The best I’ve come up with is to find all my set-over-set confrontations.  To do this I have to find the times both I and my opponent have a pair that matches one of the flop cards.  The query looks a little something like this.

select me.hole_cards, opp.hole_cards,
       me.total_won – me.total_bet as won
from game_players me, game_players opp, game g
where me.player_id = 11
and me.game_id = g.game_id
and me.pair_hand = 1
and substring(me.hole_card_1 from 1 for 1) in (
         substring(g.flop_1 from 1 for 1),
         substring(g.flop_2 from 1 for 1),
         substring(g.flop_3 from 1 for 1))
and opp.player_id != me.player_id
and opp.game_id = g.game_id
and opp.pair_hand = 1
and substring(opp.hole_card_1 from 1 for 1) in (
         substring(g.flop_1 from 1 for 1),
         substring(g.flop_2 from 1 for 1),
         substring(g.flop_3 from 1 for 1))

It’s ugly for sure, and still a little flawed too.  I can’t even start to get my head around how this might cope with three players all flopping sets at the same time.  This query just dumps out a list of every time I was in a pot with a flopped set against another flopped set, rather than counting wins and losses – or times I flopped the bigger set or smaller set.  It’s only a small sample size – 15 confrontations – but it proves a point.

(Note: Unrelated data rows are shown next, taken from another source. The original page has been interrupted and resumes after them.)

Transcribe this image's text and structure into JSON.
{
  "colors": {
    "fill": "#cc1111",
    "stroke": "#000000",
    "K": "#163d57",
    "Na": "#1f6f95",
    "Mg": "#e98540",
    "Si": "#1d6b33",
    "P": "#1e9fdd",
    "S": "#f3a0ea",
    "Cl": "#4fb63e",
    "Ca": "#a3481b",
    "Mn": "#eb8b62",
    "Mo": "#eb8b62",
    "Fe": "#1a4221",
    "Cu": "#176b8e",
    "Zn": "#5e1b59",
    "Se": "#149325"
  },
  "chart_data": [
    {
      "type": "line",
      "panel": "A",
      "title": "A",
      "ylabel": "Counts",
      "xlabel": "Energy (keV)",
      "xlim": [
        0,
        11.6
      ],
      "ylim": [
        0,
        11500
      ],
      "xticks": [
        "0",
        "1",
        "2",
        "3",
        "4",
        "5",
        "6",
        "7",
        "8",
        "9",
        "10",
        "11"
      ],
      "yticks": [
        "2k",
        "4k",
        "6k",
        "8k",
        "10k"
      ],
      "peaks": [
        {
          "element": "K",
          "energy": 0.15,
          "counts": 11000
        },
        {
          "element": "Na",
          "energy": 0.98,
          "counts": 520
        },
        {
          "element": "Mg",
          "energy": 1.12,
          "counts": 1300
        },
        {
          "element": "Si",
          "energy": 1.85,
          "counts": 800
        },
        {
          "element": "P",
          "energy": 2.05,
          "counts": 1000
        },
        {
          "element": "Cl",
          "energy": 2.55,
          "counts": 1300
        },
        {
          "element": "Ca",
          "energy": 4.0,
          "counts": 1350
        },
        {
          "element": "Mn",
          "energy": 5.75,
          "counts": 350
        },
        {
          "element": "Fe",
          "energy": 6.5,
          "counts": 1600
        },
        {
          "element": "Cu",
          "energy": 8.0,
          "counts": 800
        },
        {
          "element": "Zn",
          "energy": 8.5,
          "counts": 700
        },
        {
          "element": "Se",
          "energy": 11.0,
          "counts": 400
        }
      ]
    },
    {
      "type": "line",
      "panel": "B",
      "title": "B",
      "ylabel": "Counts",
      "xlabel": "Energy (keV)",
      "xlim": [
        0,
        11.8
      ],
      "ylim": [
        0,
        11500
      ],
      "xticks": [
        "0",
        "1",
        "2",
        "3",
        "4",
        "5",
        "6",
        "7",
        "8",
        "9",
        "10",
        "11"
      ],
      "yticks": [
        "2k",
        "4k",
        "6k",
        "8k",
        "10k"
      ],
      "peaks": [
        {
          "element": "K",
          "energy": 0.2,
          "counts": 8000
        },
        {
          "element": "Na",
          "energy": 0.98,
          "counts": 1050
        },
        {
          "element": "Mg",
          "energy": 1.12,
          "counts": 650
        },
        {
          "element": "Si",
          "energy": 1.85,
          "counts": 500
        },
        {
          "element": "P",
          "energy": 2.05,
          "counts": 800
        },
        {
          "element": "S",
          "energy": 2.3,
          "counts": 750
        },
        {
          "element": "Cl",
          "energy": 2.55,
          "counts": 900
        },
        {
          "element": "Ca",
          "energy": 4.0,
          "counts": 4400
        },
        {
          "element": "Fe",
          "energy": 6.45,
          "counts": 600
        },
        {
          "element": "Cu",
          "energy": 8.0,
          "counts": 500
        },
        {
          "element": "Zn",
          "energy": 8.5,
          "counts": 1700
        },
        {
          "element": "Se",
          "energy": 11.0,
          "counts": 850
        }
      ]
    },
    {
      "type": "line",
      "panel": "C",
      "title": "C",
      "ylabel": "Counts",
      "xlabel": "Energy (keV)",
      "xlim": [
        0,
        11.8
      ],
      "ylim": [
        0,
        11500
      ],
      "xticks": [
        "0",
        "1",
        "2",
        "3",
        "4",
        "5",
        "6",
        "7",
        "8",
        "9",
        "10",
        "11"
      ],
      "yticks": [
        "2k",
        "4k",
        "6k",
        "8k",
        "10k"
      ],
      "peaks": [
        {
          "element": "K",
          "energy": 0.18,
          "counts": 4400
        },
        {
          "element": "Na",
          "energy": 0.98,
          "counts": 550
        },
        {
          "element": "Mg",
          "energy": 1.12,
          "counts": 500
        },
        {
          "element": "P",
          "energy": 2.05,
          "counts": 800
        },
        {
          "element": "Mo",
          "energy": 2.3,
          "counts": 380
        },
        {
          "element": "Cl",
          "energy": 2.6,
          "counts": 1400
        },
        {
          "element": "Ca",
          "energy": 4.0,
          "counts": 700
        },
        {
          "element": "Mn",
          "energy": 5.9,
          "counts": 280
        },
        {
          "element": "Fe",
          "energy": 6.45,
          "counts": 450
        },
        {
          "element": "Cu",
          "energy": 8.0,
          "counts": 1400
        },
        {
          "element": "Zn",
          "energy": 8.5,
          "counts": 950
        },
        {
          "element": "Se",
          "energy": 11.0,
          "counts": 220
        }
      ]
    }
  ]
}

Won 3, lost 12.  Overall, I’m down $386 from those hands.  A loss of $32.17 each time I got shafted is understandable, but I’m down an average of $25.70 – nearly 26 BB/hand – across all set over set scenarios, simply because I never seem to be on the right end of them.  I would expect that these are usually breakeven situations over the long term: the times you’re ahead you expect to get paid off, and the times you’re behind you’re almost certainly going to get stacked.

Boy I am owed.  And if I talked to you about how poker’s been going for me lately and spouted some far fetched story about how bad I’m running… just look.  Told you so!